Zemmour blessé au poignet lors de son discours, il aura 9 jours d’ITT

Zemmour blessé au poignet lors de son discours, il aura 9 jours d’ITT
AFP

Ce dimanche 5 décembre, Eric Zemmour a dénoncé le « grand déclassement » et le « grand remplacement » du pays, à son premier meeting au Parc des expositions de Villepinte (Seine-Saint-Denis) marqué par des tensions et des violences.

« La prochaine élection présidentielle devait être une formalité (…) mais un petit grain de sable est venu gripper la machine », a affirmé le candidat d’extrême droite aux partisans qui agitaient des drapeaux tricolores et scandaient « Zemmour président » ou « on est chez nous ».

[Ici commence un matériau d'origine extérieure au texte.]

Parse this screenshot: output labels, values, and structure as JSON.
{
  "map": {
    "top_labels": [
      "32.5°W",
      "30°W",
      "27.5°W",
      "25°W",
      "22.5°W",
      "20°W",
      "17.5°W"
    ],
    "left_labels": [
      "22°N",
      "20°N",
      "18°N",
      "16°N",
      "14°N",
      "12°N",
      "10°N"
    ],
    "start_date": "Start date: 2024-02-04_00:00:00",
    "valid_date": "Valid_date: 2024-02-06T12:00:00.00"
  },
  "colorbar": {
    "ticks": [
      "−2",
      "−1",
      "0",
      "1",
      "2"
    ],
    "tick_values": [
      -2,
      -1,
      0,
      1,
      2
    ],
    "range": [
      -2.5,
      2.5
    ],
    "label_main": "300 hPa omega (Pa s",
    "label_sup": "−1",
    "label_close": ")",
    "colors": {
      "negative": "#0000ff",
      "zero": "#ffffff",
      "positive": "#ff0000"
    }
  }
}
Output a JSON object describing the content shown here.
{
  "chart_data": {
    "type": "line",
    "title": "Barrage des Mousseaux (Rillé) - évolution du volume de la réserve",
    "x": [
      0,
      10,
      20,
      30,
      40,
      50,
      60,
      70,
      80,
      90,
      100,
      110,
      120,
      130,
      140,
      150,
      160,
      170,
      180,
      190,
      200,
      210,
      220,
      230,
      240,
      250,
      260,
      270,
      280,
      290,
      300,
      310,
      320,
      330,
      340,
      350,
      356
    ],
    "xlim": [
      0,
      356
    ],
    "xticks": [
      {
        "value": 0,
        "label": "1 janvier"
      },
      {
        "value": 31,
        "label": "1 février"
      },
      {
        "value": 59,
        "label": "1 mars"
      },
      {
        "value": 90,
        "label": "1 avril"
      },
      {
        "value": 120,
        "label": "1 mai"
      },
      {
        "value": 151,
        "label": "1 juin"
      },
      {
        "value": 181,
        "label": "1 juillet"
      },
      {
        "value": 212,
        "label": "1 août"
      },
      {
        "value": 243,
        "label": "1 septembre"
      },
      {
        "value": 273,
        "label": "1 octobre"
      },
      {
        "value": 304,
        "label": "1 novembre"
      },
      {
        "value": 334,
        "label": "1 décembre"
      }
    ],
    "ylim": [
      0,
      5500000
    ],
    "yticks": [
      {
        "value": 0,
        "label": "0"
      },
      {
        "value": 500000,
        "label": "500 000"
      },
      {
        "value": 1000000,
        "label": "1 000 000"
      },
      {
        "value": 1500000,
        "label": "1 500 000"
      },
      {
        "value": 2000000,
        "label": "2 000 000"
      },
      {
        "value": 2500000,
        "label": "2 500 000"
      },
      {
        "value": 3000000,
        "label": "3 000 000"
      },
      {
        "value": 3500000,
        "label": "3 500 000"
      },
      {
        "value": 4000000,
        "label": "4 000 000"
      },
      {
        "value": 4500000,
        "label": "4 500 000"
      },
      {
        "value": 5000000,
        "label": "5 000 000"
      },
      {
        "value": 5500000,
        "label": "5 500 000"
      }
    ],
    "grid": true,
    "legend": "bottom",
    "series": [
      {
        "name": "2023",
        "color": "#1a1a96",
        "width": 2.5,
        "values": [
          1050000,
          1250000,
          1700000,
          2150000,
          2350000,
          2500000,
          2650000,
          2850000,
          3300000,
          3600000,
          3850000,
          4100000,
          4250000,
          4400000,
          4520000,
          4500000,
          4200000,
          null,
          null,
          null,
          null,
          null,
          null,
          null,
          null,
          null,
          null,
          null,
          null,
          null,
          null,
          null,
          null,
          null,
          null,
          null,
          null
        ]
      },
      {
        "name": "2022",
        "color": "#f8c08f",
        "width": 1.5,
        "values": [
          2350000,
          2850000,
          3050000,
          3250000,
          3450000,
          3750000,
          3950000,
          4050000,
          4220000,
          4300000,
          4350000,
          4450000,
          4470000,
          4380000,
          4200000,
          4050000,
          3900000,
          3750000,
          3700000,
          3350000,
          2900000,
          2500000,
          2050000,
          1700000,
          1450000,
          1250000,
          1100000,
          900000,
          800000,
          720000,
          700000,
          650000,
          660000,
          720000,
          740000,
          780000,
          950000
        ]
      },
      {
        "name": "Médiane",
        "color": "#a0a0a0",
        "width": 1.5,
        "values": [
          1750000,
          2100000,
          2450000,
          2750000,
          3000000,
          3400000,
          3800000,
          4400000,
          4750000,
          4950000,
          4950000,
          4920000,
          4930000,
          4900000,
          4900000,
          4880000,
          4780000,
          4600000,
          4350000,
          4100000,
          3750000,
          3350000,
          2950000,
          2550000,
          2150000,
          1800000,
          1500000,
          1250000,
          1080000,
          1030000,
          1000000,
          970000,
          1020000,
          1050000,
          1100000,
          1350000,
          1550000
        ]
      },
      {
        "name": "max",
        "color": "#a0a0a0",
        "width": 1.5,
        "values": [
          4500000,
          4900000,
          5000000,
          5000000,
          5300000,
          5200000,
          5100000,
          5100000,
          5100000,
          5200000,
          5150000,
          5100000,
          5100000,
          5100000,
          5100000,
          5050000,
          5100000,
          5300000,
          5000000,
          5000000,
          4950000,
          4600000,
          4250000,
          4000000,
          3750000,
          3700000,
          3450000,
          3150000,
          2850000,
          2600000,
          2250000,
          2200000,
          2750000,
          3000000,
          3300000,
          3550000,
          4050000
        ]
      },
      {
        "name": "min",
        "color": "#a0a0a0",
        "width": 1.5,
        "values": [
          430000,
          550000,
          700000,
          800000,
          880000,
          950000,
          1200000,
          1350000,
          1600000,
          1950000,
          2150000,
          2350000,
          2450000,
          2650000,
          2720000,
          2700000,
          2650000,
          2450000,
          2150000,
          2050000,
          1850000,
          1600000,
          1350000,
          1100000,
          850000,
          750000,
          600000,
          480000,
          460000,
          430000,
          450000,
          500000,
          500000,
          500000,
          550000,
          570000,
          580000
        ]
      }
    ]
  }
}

Il a fustigé « le mondialisme », « le vivre-ensemble » et « l’immigration de masse ».

Eric Zemmour a contesté être « fasciste », se disant « le seul à défendre la liberté de penser », ou être « misogyne » en rendant hommage à sa mère qui lui a « transmis un amour immodéré de la France ». Il a souligné « le lien » entre l’immigration venue « de l’autre côté de la Méditerranée et les menaces qui pèsent sur les femmes ».

Il s’est aussi défendu d’être « raciste » alors qu’il veut « défendre un héritage ».

Blessé au poignet

Avant de prononcer son discours, Eric Zemmour a été blessé par un candidat, qui lui a agrippé le poignet. Selon les informations de BFM TV, il a neuf journées d’ITT (incapacité temporaire de travail) et va porter plainte.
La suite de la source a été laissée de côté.